Logo DW

Tumbuhkan Kesadaran Beragama Menggunakan Akal Sehat Sejak Kecil

vladgrin - Fotolia.com
vladgrin - Fotolia.com
Sumber :
  • dw

Sebenarnya ini logika sederhana, tetapi kenapa bagi sejumlah orang sering kali tidak terpikir?

Logikanya sederhana, tapi tidak dipakai karena tertutup atau terkesima dan terpesona dengan logika tadi itu, yaitu logika segala sesuatu yang berbau Arab itu yang paling afdal. Itu lah yang dikira menyelamatkan di dunia maupun di akhirat.

Seperti apa kecenderungan masyarakat untuk berpikir secara kritis memakai logika?

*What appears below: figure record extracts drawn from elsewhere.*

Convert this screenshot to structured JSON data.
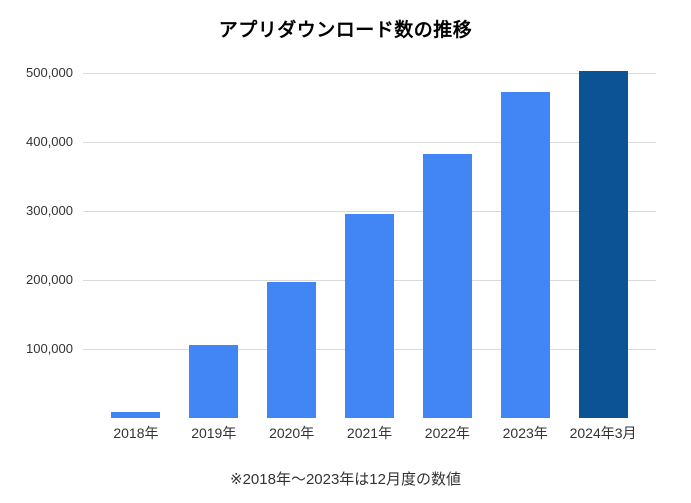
{
  "chart_data": {
    "type": "bar",
    "title": "アプリダウンロード数の推移",
    "note": "※2018年〜2023年は12月度の数値",
    "xlabel": "",
    "ylabel": "",
    "ylim": [
      0,
      500000
    ],
    "grid": true,
    "legend": "none",
    "categories": [
      "2018年",
      "2019年",
      "2020年",
      "2021年",
      "2022年",
      "2023年",
      "2024年3月"
    ],
    "values": [
      8000,
      106000,
      197000,
      296000,
      383000,
      473000,
      503000
    ],
    "bars": [
      {
        "label": "2018年",
        "value": 8000,
        "color": "#4285f4"
      },
      {
        "label": "2019年",
        "value": 106000,
        "color": "#4285f4"
      },
      {
        "label": "2020年",
        "value": 197000,
        "color": "#4285f4"
      },
      {
        "label": "2021年",
        "value": 296000,
        "color": "#4285f4"
      },
      {
        "label": "2022年",
        "value": 383000,
        "color": "#4285f4"
      },
      {
        "label": "2023年",
        "value": 473000,
        "color": "#4285f4"
      },
      {
        "label": "2024年3月",
        "value": 503000,
        "color": "#0b5394"
      }
    ],
    "y_ticks": [
      {
        "value": 100000,
        "label": "100,000"
      },
      {
        "value": 200000,
        "label": "200,000"
      },
      {
        "value": 300000,
        "label": "300,000"
      },
      {
        "value": 400000,
        "label": "400,000"
      },
      {
        "value": 500000,
        "label": "500,000"
      }
    ],
    "colors": {
      "bar_default": "#4285f4",
      "bar_highlight": "#0b5394",
      "grid": "#d9d9d9",
      "title_text": "#000000",
      "axis_text": "#333333",
      "note_text": "#333333",
      "background": "#ffffff"
    }
  }
}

Memang ada gejala-gejala misalnya memakai cadar. Itu tumbuh dari budaya Arab. Cadar ada di kalangan Kristiani, Yahudi juga pakai cadar. Lalu Islam datang dan sebagian perempuan muslim pakai itu juga di dunia Arab. Karena lingkungannya panas. Karena itu mereka harus menutup mukanya. Itu yang ditiru oleh sebagian orang. Segala sesuatu yang berbau Arab diterima saja padahal itu adalah budaya yang tumbuh dari lingkungan alam yang keras dan panas yang memerlukan orang, baik perempuan maupun laki-laki, untuk menutup mukanya apalagi kalau sedang ada angin gurun.

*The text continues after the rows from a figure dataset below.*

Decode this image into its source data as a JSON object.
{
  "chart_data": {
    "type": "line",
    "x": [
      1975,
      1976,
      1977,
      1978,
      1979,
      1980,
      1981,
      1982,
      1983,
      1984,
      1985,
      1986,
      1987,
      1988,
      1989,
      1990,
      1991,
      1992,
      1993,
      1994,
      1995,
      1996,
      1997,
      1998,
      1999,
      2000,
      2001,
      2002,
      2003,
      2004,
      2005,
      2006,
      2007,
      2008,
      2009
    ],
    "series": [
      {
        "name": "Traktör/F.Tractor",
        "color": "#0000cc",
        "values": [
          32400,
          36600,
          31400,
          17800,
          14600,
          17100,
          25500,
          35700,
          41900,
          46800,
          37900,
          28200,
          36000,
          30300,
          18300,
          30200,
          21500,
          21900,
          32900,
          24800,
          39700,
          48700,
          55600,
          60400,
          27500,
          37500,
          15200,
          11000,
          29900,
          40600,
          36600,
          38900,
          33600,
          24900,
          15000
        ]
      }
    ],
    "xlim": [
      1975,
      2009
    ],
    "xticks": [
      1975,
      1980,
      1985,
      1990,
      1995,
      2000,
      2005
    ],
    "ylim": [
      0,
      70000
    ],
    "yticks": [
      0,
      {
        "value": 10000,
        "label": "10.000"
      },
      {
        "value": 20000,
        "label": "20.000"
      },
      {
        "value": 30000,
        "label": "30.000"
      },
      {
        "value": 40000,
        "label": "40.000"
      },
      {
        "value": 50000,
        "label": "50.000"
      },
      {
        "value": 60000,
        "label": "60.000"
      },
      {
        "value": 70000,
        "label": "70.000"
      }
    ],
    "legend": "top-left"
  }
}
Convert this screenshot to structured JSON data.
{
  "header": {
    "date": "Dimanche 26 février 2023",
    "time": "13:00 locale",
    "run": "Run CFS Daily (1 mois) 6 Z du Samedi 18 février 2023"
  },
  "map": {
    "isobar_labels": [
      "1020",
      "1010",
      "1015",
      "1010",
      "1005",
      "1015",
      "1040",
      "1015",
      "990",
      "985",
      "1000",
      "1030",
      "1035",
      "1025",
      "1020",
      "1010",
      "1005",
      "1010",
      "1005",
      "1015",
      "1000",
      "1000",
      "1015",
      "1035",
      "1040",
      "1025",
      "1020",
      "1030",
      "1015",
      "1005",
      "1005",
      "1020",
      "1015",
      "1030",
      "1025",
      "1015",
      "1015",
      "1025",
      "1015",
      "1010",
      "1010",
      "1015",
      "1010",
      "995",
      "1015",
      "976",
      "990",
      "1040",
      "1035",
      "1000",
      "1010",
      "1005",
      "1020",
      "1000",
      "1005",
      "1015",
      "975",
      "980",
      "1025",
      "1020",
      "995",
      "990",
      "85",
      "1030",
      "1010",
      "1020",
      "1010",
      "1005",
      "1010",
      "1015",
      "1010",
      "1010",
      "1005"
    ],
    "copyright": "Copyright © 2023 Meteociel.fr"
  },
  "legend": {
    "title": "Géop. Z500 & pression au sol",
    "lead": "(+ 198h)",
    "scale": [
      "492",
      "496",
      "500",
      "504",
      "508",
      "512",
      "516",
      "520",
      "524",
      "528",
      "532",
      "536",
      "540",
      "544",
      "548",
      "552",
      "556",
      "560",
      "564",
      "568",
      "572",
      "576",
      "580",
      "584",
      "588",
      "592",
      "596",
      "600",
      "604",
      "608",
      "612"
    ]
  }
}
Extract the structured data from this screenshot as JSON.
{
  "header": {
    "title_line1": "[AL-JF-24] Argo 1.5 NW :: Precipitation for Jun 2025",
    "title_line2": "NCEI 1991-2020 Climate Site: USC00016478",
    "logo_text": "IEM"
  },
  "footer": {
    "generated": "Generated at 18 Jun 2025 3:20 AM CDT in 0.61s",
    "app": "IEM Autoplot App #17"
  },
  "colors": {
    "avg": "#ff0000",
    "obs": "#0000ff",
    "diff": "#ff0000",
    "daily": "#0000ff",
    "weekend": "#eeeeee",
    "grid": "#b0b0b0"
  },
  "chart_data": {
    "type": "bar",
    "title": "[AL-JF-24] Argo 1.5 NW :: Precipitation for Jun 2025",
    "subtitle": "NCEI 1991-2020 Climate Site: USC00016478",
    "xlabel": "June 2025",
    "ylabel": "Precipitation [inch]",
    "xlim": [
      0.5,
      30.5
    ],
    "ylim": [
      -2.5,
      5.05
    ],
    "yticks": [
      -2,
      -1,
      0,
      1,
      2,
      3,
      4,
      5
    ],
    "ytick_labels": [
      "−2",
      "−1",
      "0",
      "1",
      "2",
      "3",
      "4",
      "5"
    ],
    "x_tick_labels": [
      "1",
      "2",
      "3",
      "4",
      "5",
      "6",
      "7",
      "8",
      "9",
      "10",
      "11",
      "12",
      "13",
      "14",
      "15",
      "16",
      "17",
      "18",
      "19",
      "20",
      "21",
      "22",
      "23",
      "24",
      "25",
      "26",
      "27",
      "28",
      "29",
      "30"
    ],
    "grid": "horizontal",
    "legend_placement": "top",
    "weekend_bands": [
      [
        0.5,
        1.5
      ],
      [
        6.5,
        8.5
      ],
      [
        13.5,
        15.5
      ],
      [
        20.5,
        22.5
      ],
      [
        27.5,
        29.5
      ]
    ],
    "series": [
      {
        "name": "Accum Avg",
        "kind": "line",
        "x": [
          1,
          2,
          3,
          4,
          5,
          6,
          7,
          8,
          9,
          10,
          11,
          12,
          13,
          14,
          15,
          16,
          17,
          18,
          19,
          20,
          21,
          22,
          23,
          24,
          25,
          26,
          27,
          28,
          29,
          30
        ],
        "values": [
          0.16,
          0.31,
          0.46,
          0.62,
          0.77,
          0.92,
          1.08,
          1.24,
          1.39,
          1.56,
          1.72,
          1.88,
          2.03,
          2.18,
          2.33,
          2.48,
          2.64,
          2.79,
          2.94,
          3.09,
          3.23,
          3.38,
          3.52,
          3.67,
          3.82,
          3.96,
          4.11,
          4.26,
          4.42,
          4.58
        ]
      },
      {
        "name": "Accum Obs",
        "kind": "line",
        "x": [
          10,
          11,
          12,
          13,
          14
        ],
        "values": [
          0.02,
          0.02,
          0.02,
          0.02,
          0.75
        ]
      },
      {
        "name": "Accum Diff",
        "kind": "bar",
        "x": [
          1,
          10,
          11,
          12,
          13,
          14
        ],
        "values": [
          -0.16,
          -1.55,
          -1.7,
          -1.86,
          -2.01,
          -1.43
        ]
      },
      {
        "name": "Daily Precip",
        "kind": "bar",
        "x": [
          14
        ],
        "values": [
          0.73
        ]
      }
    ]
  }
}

Mereka yang dengan mudah ikut-ikutan seperti itu tidak menggunakan logikanya dan melihat secara sesuatu dengan cermat. Meski jumlahnya tidak banyak tapi selalu ada saja yang seperti itu. Selalu ada hal-hal baru seperti perkebunan kurma dan cadar.

Bagaimana cara untuk bisa bentengi diri dari sikap ikut-ikutan seperti ini?

Pertama harus dari diri sendiri, orang tua muslim harus memberikan pengertian kepada anak-anak mereka bahwa Islam itu tidak identik dengan Arab. Jadi segala sesuatu yang berbau Arab tidak harus secara otomatis berarti itu ajaran Islam. Misalnya jangan berpikir kalau kita menanam kurma di Indonesia pahalanya lebih besar. Padahal tanam buah-buahan, tumbuh-tumbuhan lain selama itu bermanfaat, itu mendatangkan pahala juga. Apakah mangga atau jambu, apa saja. Tidak berarti pahala menanam kurma lebih banyak daripada menanam mangga. Nah (kesadaran) itu yang harus ditumbuhkan.